Monday, July 16, 2007

Hipso facto

Hipso facto
By Rick Kogan
Copyrigh by The Chicago Tribune
Published July 15, 2007

The man in Osgood's photo, peering through one of those old-fashioned gizmos once used for eye tests, is named Brandon Nelson, and he is yet another of the creative characters who call Three Oaks, Mich., home.

A native of St. Charles, he first visited southwest Michigan in 1995, taking a first wedding anniversary trip from Chicago with his wife, Lisa. She and her family had been vacationing in the area for generations. Indeed, her parents had a house there, and though the young couple was in the process of digging up the dough to buy the three-flat in which they had been living in Wicker Park, they fell in love with a house in the town of Sawyer.

"Buy it? It would be a risk, an immediate change in our plans and in our lives," says Nelson. Without jobs in the area or any idea of what work they might be able to find, they took the leap.

Nelson had a background in art (he graduated from the School of the Art Institute and was an apprentice to the late Chicago sculptor Eldon Danhausen) and music (he played drums with the rock-fusion band Disarray). He was also a collector of "odd items," he says, "starting with stuff I found in my grandmother's hot, musty attic."

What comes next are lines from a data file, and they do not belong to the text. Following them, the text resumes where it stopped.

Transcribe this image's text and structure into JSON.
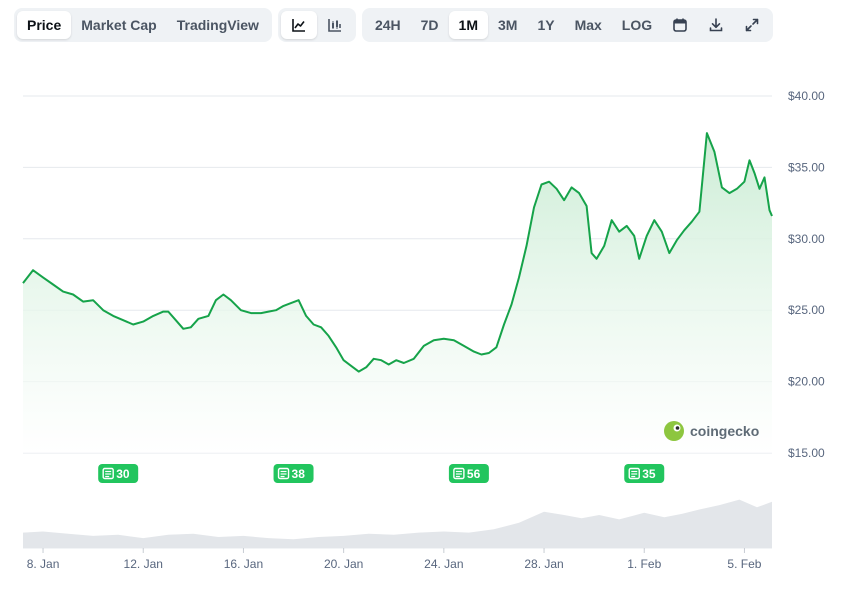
{
  "toolbar": {
    "view_tabs": [
      {
        "label": "Price",
        "active": true
      },
      {
        "label": "Market Cap",
        "active": false
      },
      {
        "label": "TradingView",
        "active": false
      }
    ],
    "chart_type_buttons": [
      {
        "icon": "line-chart-icon",
        "active": true
      },
      {
        "icon": "candlestick-chart-icon",
        "active": false
      }
    ],
    "range_tabs": [
      {
        "label": "24H",
        "active": false
      },
      {
        "label": "7D",
        "active": false
      },
      {
        "label": "1M",
        "active": true
      },
      {
        "label": "3M",
        "active": false
      },
      {
        "label": "1Y",
        "active": false
      },
      {
        "label": "Max",
        "active": false
      },
      {
        "label": "LOG",
        "active": false
      }
    ],
    "tool_icons": [
      "calendar-icon",
      "download-icon",
      "expand-icon"
    ]
  },
  "watermark": {
    "text": "coingecko"
  },
  "colors": {
    "line": "#16a34a",
    "area_top": "#c9ecd3",
    "news_badge": "#22c55e",
    "grid": "#e6e9ed",
    "volume": "#e3e6ea"
  },
  "chart_data": {
    "type": "area",
    "y_unit": "$",
    "ylim": [
      15,
      40
    ],
    "y_ticks": [
      "$40.00",
      "$35.00",
      "$30.00",
      "$25.00",
      "$20.00",
      "$15.00"
    ],
    "x_ticks": [
      "8. Jan",
      "12. Jan",
      "16. Jan",
      "20. Jan",
      "24. Jan",
      "28. Jan",
      "1. Feb",
      "5. Feb"
    ],
    "x_tick_days": [
      8,
      12,
      16,
      20,
      24,
      28,
      32,
      36
    ],
    "x_range_days": [
      7.2,
      37.1
    ],
    "grid": true,
    "price_series": [
      [
        7.2,
        26.9
      ],
      [
        7.6,
        27.8
      ],
      [
        8.0,
        27.3
      ],
      [
        8.4,
        26.8
      ],
      [
        8.8,
        26.3
      ],
      [
        9.2,
        26.1
      ],
      [
        9.6,
        25.6
      ],
      [
        10.0,
        25.7
      ],
      [
        10.4,
        25.0
      ],
      [
        10.8,
        24.6
      ],
      [
        11.2,
        24.3
      ],
      [
        11.6,
        24.0
      ],
      [
        12.0,
        24.2
      ],
      [
        12.4,
        24.6
      ],
      [
        12.8,
        24.9
      ],
      [
        13.0,
        24.9
      ],
      [
        13.3,
        24.3
      ],
      [
        13.6,
        23.7
      ],
      [
        13.9,
        23.8
      ],
      [
        14.2,
        24.4
      ],
      [
        14.6,
        24.6
      ],
      [
        14.9,
        25.7
      ],
      [
        15.2,
        26.1
      ],
      [
        15.5,
        25.7
      ],
      [
        15.9,
        25.0
      ],
      [
        16.3,
        24.8
      ],
      [
        16.7,
        24.8
      ],
      [
        17.0,
        24.9
      ],
      [
        17.3,
        25.0
      ],
      [
        17.6,
        25.3
      ],
      [
        17.9,
        25.5
      ],
      [
        18.2,
        25.7
      ],
      [
        18.5,
        24.6
      ],
      [
        18.8,
        24.0
      ],
      [
        19.1,
        23.8
      ],
      [
        19.4,
        23.2
      ],
      [
        19.7,
        22.4
      ],
      [
        20.0,
        21.5
      ],
      [
        20.3,
        21.1
      ],
      [
        20.6,
        20.7
      ],
      [
        20.9,
        21.0
      ],
      [
        21.2,
        21.6
      ],
      [
        21.5,
        21.5
      ],
      [
        21.8,
        21.2
      ],
      [
        22.1,
        21.5
      ],
      [
        22.4,
        21.3
      ],
      [
        22.8,
        21.6
      ],
      [
        23.2,
        22.5
      ],
      [
        23.6,
        22.9
      ],
      [
        24.0,
        23.0
      ],
      [
        24.4,
        22.9
      ],
      [
        24.8,
        22.5
      ],
      [
        25.2,
        22.1
      ],
      [
        25.5,
        21.9
      ],
      [
        25.8,
        22.0
      ],
      [
        26.1,
        22.4
      ],
      [
        26.4,
        24.0
      ],
      [
        26.7,
        25.4
      ],
      [
        27.0,
        27.3
      ],
      [
        27.3,
        29.5
      ],
      [
        27.6,
        32.2
      ],
      [
        27.9,
        33.8
      ],
      [
        28.2,
        34.0
      ],
      [
        28.5,
        33.5
      ],
      [
        28.8,
        32.7
      ],
      [
        29.1,
        33.6
      ],
      [
        29.4,
        33.2
      ],
      [
        29.7,
        32.3
      ],
      [
        29.9,
        29.0
      ],
      [
        30.1,
        28.6
      ],
      [
        30.4,
        29.5
      ],
      [
        30.7,
        31.3
      ],
      [
        31.0,
        30.5
      ],
      [
        31.3,
        30.9
      ],
      [
        31.6,
        30.2
      ],
      [
        31.8,
        28.6
      ],
      [
        32.1,
        30.2
      ],
      [
        32.4,
        31.3
      ],
      [
        32.7,
        30.5
      ],
      [
        33.0,
        29.0
      ],
      [
        33.3,
        29.9
      ],
      [
        33.6,
        30.6
      ],
      [
        33.9,
        31.2
      ],
      [
        34.2,
        31.9
      ],
      [
        34.5,
        37.4
      ],
      [
        34.8,
        36.1
      ],
      [
        35.1,
        33.6
      ],
      [
        35.4,
        33.2
      ],
      [
        35.7,
        33.5
      ],
      [
        36.0,
        34.0
      ],
      [
        36.2,
        35.5
      ],
      [
        36.4,
        34.6
      ],
      [
        36.6,
        33.5
      ],
      [
        36.8,
        34.3
      ],
      [
        37.0,
        32.0
      ],
      [
        37.1,
        31.6
      ]
    ],
    "volume_series": [
      [
        7.2,
        0.28
      ],
      [
        8.0,
        0.3
      ],
      [
        9.0,
        0.26
      ],
      [
        10.0,
        0.22
      ],
      [
        11.0,
        0.24
      ],
      [
        12.0,
        0.18
      ],
      [
        13.0,
        0.24
      ],
      [
        14.0,
        0.26
      ],
      [
        15.0,
        0.2
      ],
      [
        16.0,
        0.22
      ],
      [
        17.0,
        0.18
      ],
      [
        18.0,
        0.16
      ],
      [
        19.0,
        0.2
      ],
      [
        20.0,
        0.22
      ],
      [
        21.0,
        0.26
      ],
      [
        22.0,
        0.24
      ],
      [
        23.0,
        0.28
      ],
      [
        24.0,
        0.3
      ],
      [
        25.0,
        0.28
      ],
      [
        26.0,
        0.34
      ],
      [
        27.0,
        0.46
      ],
      [
        28.0,
        0.66
      ],
      [
        28.8,
        0.6
      ],
      [
        29.5,
        0.54
      ],
      [
        30.2,
        0.6
      ],
      [
        31.0,
        0.52
      ],
      [
        32.0,
        0.64
      ],
      [
        32.8,
        0.56
      ],
      [
        33.5,
        0.62
      ],
      [
        34.2,
        0.7
      ],
      [
        35.0,
        0.78
      ],
      [
        35.8,
        0.88
      ],
      [
        36.5,
        0.74
      ],
      [
        37.1,
        0.84
      ]
    ],
    "annotations": [
      {
        "label": "30",
        "day": 11.0
      },
      {
        "label": "38",
        "day": 18.0
      },
      {
        "label": "56",
        "day": 25.0
      },
      {
        "label": "35",
        "day": 32.0
      }
    ]
  }
}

He got a job with Lakeside Antiques, eventually taking part of the store's space to sell his own things and many more that he found at house and estate sales.

His business began to grow and so, in 2002, he took another leap, leasing a former video store/tanning parlor that had been vacant for a year in Three Oaks. He named it Ipso Facto and in it he displays an ever-changing array of antiques, art and, it's fair to say, curiosities and oddities.

"I don't specialize in anything," he says. "I trust my response to the things I see, and I love strange stuff that I've never seen before, physical fragments of history."

Lucinda Hahn knows Ipso Facto. She is a more recent transplant to the area, a former Tribune staff writer who has been editor for the past year of Lake Magazine, which covers all things southwest Michigan and places nearby.

"It's a great store and fits in nicely with what I think of as the funky feel of Three Oaks," she says. "It's such a tiny little town, and it's not terribly polished or done up, which is nice. It's just casual and, yes, funky. But it's packed full of offbeat stuff of very high quality." She went on to mention all sorts of things, including the organic soup at Froehlich's, the movies at Vickers Theatre, B Books and the live performances at the Acorn Theater.

"I love it up here," says Nelson. "We took a risk and we have been able to make a good life." He and his wife are now raising two young daughters, and he also has a new band, an electronic folk group named Squirm Orchestra, whose musicians are all from the area.